The promise of viral fame has always been a lure for online content creators, but Snapchat hopes it has found a more immediate way of encouraging people to post pictures and videos: a share of a daily $1m (£747,000) prize.
The messaging app is to begin paying its users for their most viral snaps, as the platform moves to head off a feared exodus to TikTok with a new feed of user-generated content.
The new feature, called Spotlight, will be a major change to how Snapchat users find content on the platform – and also represents one of the most serious efforts yet on the part of a social media company to share revenue with all its users, rather than a narrow selection of the most famous creators.
“Spotlight will surface the most entertaining snaps from the Snapchat community all in one place, and will become tailored to each Snapchatter over time based on their preferences and favourites,” Snap said in a statement.
“As a way to celebrate and reward the creativity of the Snapchat community, Snap will distribute over $1m every day to Snapchatters who create the top Snaps on Spotlight, at least through the end of the year.”
The company created the new feature after realising that videos created with the Snapchat camera were regularly going viral on other platforms, such as TikTok and YouTube, because creators had little opportunity to grow their audience on Snapchat itself.
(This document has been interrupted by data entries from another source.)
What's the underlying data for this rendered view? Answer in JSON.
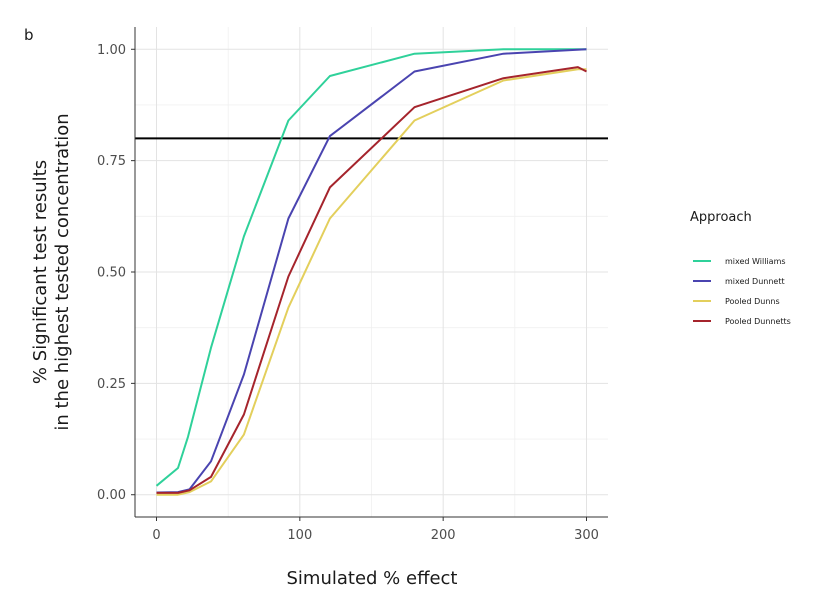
{
  "panel_label": "b",
  "chart_data": {
    "type": "line",
    "xlabel": "Simulated % effect",
    "ylabel_lines": [
      "% Significant test results",
      "in the highest tested concentration"
    ],
    "xlim": [
      -15,
      315
    ],
    "ylim": [
      -0.05,
      1.05
    ],
    "x_ticks": [
      0,
      100,
      200,
      300
    ],
    "x_tick_labels": [
      "0",
      "100",
      "200",
      "300"
    ],
    "y_ticks": [
      0,
      0.25,
      0.5,
      0.75,
      1.0
    ],
    "y_tick_labels": [
      "0.00",
      "0.25",
      "0.50",
      "0.75",
      "1.00"
    ],
    "grid": true,
    "hline": 0.8,
    "legend_title": "Approach",
    "legend_position": "right",
    "series": [
      {
        "name": "mixed Williams",
        "color": "#2fd19a",
        "x": [
          0,
          15,
          22,
          38,
          61,
          92,
          121,
          180,
          242,
          300
        ],
        "y": [
          0.02,
          0.06,
          0.13,
          0.33,
          0.58,
          0.84,
          0.94,
          0.99,
          1.0,
          1.0
        ]
      },
      {
        "name": "mixed Dunnett",
        "color": "#4a44b0",
        "x": [
          0,
          15,
          23,
          38,
          61,
          92,
          121,
          180,
          242,
          300
        ],
        "y": [
          0.005,
          0.006,
          0.012,
          0.075,
          0.27,
          0.62,
          0.805,
          0.95,
          0.99,
          1.0
        ]
      },
      {
        "name": "Pooled Dunns",
        "color": "#e3cf5c",
        "x": [
          0,
          15,
          23,
          38,
          61,
          92,
          121,
          180,
          242,
          294,
          300
        ],
        "y": [
          0.0,
          0.0,
          0.006,
          0.03,
          0.135,
          0.42,
          0.62,
          0.84,
          0.93,
          0.955,
          0.955
        ]
      },
      {
        "name": "Pooled Dunnetts",
        "color": "#a5242c",
        "x": [
          0,
          15,
          23,
          38,
          61,
          92,
          121,
          180,
          242,
          294,
          300
        ],
        "y": [
          0.004,
          0.004,
          0.01,
          0.04,
          0.18,
          0.49,
          0.69,
          0.87,
          0.935,
          0.96,
          0.95
        ]
      }
    ]
  }
}
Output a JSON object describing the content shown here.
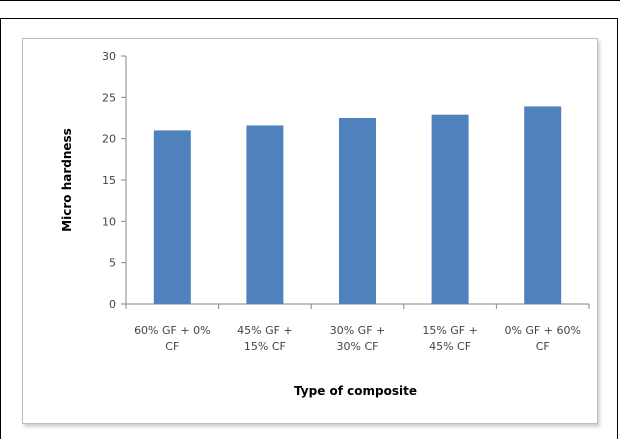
{
  "chart_data": {
    "type": "bar",
    "title": "",
    "xlabel": "Type of composite",
    "ylabel": "Micro hardness",
    "ylim": [
      0,
      30
    ],
    "yticks": [
      "0",
      "5",
      "10",
      "15",
      "20",
      "25",
      "30"
    ],
    "categories": [
      [
        "60% GF + 0%",
        "CF"
      ],
      [
        "45% GF +",
        "15% CF"
      ],
      [
        "30% GF +",
        "30% CF"
      ],
      [
        "15% GF +",
        "45% CF"
      ],
      [
        "0% GF + 60%",
        "CF"
      ]
    ],
    "values": [
      21.0,
      21.6,
      22.5,
      22.9,
      23.9
    ],
    "bar_color": "#4f81bd",
    "grid": false,
    "legend": "none"
  }
}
For users, the feed will be reminiscent of TikTok’s “For You” page, the crown jewels of the video-sharing app. But behind the scenes, Snap’s philosophy is very different.
Users must explicitly decide to post videos to Spotlight, but by default, their profiles will be obscured when they do so – a move which allows creators to dabble in content creation without running the risk of unwanted attention.
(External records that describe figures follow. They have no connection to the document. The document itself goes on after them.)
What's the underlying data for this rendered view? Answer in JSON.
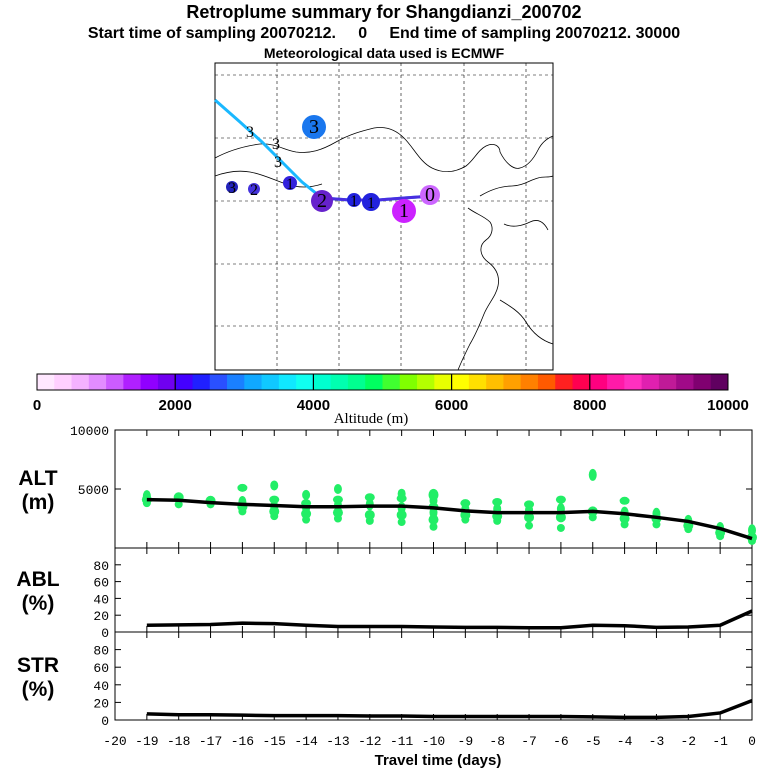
{
  "header": {
    "title": "Retroplume summary for Shangdianzi_200702",
    "subtitle": "Start time of sampling 20070212.     0     End time of sampling 20070212. 30000",
    "met": "Meteorological data used is ECMWF"
  },
  "colorbar": {
    "label": "Altitude (m)",
    "ticks": [
      0,
      2000,
      4000,
      6000,
      8000,
      10000
    ],
    "tick_labels": [
      "0",
      "2000",
      "4000",
      "6000",
      "8000",
      "10000"
    ],
    "colors": [
      "#ffe8ff",
      "#ffd0ff",
      "#f4b2ff",
      "#e28cff",
      "#cc5cff",
      "#b020ff",
      "#9000ff",
      "#7000f0",
      "#4400ff",
      "#2020ff",
      "#2a50ff",
      "#1a80ff",
      "#10a8ff",
      "#10c8ff",
      "#10e8ff",
      "#10fff0",
      "#00ffd0",
      "#00ffb0",
      "#00ff90",
      "#00ff60",
      "#40ff30",
      "#80ff00",
      "#b4ff00",
      "#e8ff00",
      "#ffff00",
      "#ffdf00",
      "#ffbf00",
      "#ffa000",
      "#ff8000",
      "#ff5a00",
      "#ff2020",
      "#ff0050",
      "#ff0080",
      "#ff1aa8",
      "#ff30c0",
      "#e020b0",
      "#c01a98",
      "#a00a88",
      "#800070",
      "#600060"
    ]
  },
  "map": {
    "plume_path": [
      {
        "label": "",
        "color": "#1ab8ff"
      }
    ],
    "markers": [
      {
        "label": "0",
        "color": "#cc66ff"
      },
      {
        "label": "1",
        "color": "#cc22ff"
      },
      {
        "label": "1",
        "color": "#2222dd"
      },
      {
        "label": "1",
        "color": "#2222dd"
      },
      {
        "label": "2",
        "color": "#6622cc"
      },
      {
        "label": "3",
        "color": "#1a77ee"
      },
      {
        "label": "1",
        "color": "#3322dd"
      },
      {
        "label": "2",
        "color": "#4433dd"
      },
      {
        "label": "3",
        "color": "#2222bb"
      },
      {
        "label": "3",
        "color": "#000000"
      },
      {
        "label": "3",
        "color": "#000000"
      },
      {
        "label": "3",
        "color": "#000000"
      }
    ]
  },
  "chart_data": [
    {
      "type": "line",
      "name": "ALT",
      "ylabel_line1": "ALT",
      "ylabel_line2": "(m)",
      "ylim": [
        0,
        10000
      ],
      "yticks": [
        5000,
        10000
      ],
      "ytick_labels": [
        "5000",
        "10000"
      ],
      "x": [
        -19,
        -18,
        -17,
        -16,
        -15,
        -14,
        -13,
        -12,
        -11,
        -10,
        -9,
        -8,
        -7,
        -6,
        -5,
        -4,
        -3,
        -2,
        -1,
        0
      ],
      "values": [
        4100,
        4050,
        3850,
        3700,
        3600,
        3500,
        3500,
        3550,
        3550,
        3400,
        3150,
        3000,
        3000,
        3000,
        3100,
        2900,
        2600,
        2250,
        1650,
        800
      ],
      "scatter": [
        {
          "x": -19,
          "y": [
            3800,
            4100,
            4400
          ]
        },
        {
          "x": -18,
          "y": [
            3700,
            4300
          ]
        },
        {
          "x": -17,
          "y": [
            3700,
            4000
          ]
        },
        {
          "x": -16,
          "y": [
            3100,
            3500,
            3900,
            5100
          ]
        },
        {
          "x": -15,
          "y": [
            2700,
            3100,
            3500,
            4100,
            5300
          ]
        },
        {
          "x": -14,
          "y": [
            2400,
            2900,
            3400,
            3800,
            4500
          ]
        },
        {
          "x": -13,
          "y": [
            2500,
            3000,
            3600,
            4100,
            5000
          ]
        },
        {
          "x": -12,
          "y": [
            2300,
            2800,
            3700,
            4300
          ]
        },
        {
          "x": -11,
          "y": [
            2200,
            2800,
            3400,
            4200,
            4600
          ]
        },
        {
          "x": -10,
          "y": [
            1800,
            2400,
            3000,
            3500,
            4000,
            4500
          ]
        },
        {
          "x": -9,
          "y": [
            2400,
            2800,
            3300,
            3800
          ]
        },
        {
          "x": -8,
          "y": [
            2300,
            2700,
            3300,
            3900
          ]
        },
        {
          "x": -7,
          "y": [
            1900,
            2600,
            3200,
            3700
          ]
        },
        {
          "x": -6,
          "y": [
            1700,
            2600,
            3300,
            4100
          ]
        },
        {
          "x": -5,
          "y": [
            2600,
            3100,
            6200
          ]
        },
        {
          "x": -4,
          "y": [
            2000,
            2500,
            3000,
            4000
          ]
        },
        {
          "x": -3,
          "y": [
            2000,
            2500,
            2900
          ]
        },
        {
          "x": -2,
          "y": [
            1600,
            1900,
            2300
          ]
        },
        {
          "x": -1,
          "y": [
            1000,
            1300,
            1700
          ]
        },
        {
          "x": 0,
          "y": [
            600,
            900,
            1500
          ]
        }
      ]
    },
    {
      "type": "line",
      "name": "ABL",
      "ylabel_line1": "ABL",
      "ylabel_line2": "(%)",
      "ylim": [
        0,
        100
      ],
      "yticks": [
        0,
        20,
        40,
        60,
        80
      ],
      "ytick_labels": [
        "0",
        "20",
        "40",
        "60",
        "80"
      ],
      "x": [
        -19,
        -18,
        -17,
        -16,
        -15,
        -14,
        -13,
        -12,
        -11,
        -10,
        -9,
        -8,
        -7,
        -6,
        -5,
        -4,
        -3,
        -2,
        -1,
        0
      ],
      "values": [
        8,
        8.5,
        9,
        10.5,
        10,
        8,
        6.5,
        6.5,
        6.5,
        6,
        5.5,
        5.5,
        5,
        5,
        8,
        7.5,
        5.5,
        6,
        8,
        25
      ]
    },
    {
      "type": "line",
      "name": "STR",
      "ylabel_line1": "STR",
      "ylabel_line2": "(%)",
      "ylim": [
        0,
        100
      ],
      "yticks": [
        0,
        20,
        40,
        60,
        80
      ],
      "ytick_labels": [
        "0",
        "20",
        "40",
        "60",
        "80"
      ],
      "x": [
        -19,
        -18,
        -17,
        -16,
        -15,
        -14,
        -13,
        -12,
        -11,
        -10,
        -9,
        -8,
        -7,
        -6,
        -5,
        -4,
        -3,
        -2,
        -1,
        0
      ],
      "values": [
        7,
        6,
        6,
        5.5,
        5,
        5,
        5,
        4.5,
        4.5,
        4,
        4,
        4,
        4,
        4,
        3.5,
        3,
        3,
        4,
        8,
        22
      ]
    }
  ],
  "xaxis": {
    "label": "Travel time (days)",
    "ticks": [
      -20,
      -19,
      -18,
      -17,
      -16,
      -15,
      -14,
      -13,
      -12,
      -11,
      -10,
      -9,
      -8,
      -7,
      -6,
      -5,
      -4,
      -3,
      -2,
      -1,
      0
    ],
    "tick_labels": [
      "-20",
      "-19",
      "-18",
      "-17",
      "-16",
      "-15",
      "-14",
      "-13",
      "-12",
      "-11",
      "-10",
      "-9",
      "-8",
      "-7",
      "-6",
      "-5",
      "-4",
      "-3",
      "-2",
      "-1",
      "0"
    ]
  }
}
That anonymity also lets Snapchat promote the feed as a meritocracy: one where previous fame counts for little. The videos users see in their Spotlight feed won’t be affected by who they follow on the platform, and a new post from someone with millions of followers faces exactly the same hurdles as a first-time video from a new user in reaching the higher tiers of viral fame.
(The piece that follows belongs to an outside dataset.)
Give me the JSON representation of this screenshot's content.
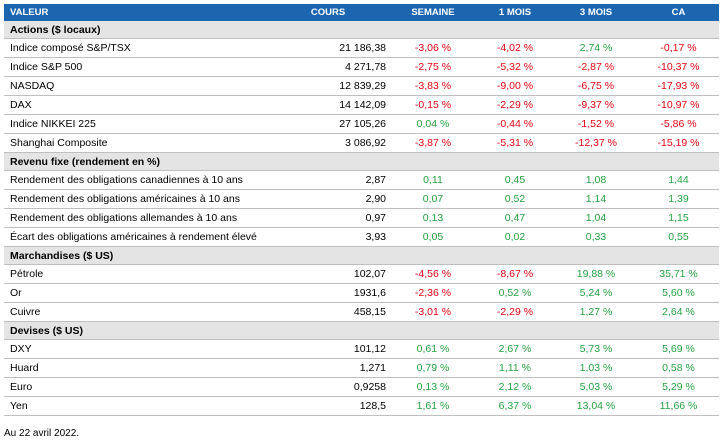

The company hopes that approach will prevent famous users from coasting on mediocrity, as well as encourage normal people to produce the most entertaining videos they can.
As will the $1m fund. Other platforms, such as Twitch and YouTube, have revenue-sharing agreements with top creators, but all require a certain level of fame to qualify. Snapchat is instead promising that any video that gets big – initially around 100,000 views in a day, the company says – will receive its share of the cash.
Before users can end up in the Spotlight feed, however, they will initially need to pass through a tier of human moderators, who both categorise the video – helping some of the personalisation elements – and ensure it fits the company’s content guidelines. Those include the expected limitations, such as bans on copyright infringement or underage alcohol consumption, as well as some others that fit the platforms idiosyncratic approach: “Spotlight is an entertainment platform, rather than a space for news or overtly political content,” the guidelines say, adding that they “should be vertical videos with sound”, rather than still images or text-only snaps.
Despite strong competition from TikTok and Instagram, Snapchat remains one of the world’s largest social media apps. In its most recent quarterly earnings report, Snap said it had 249 million daily users, with an 18% growth year on year. More than 40% of the US Gen Z population watched sports content on Snapchat’s publisher platform, Discover, in August, it added.
Snap hits
Damn Daniel
Teen Snapchatter Josh Holz’s videos of his friend Daniel’s white Vans trainers went unexpectedly viral in 2016, bringing the pair onto Ellen Degeneres’ show.
Anime lens
Snapchat’s AI-powered lenses have regularly gone viral in their own right, and a filter that turned users into Japanese Anime characters is its most recent success – though many of the most successful videos were made in Snapchat then posted to TikTok.
Jaden Smith
Snapchat’s Discover platform is a more traditional publisher-run space, where the company and media partners produce shortform content – like Jaden Smith’s series from this September, the Solution Committee, which addressed social and racial justice and urged viewers to vote.
Dance challenges
Sometimes the company has seemed to actively court Tiktok success. One recent collection of lenses saw Snapchat partnering with four TikTok stars to create lenses, which worked with specific dance trends, in order to encourage users to film themselves on one app and post to the other.
Jeremy Corbyn
In 2016, the then-Labour leader became the first head of a major UK party to join Snapchat, and his Stories were briefly the talk of Westminster.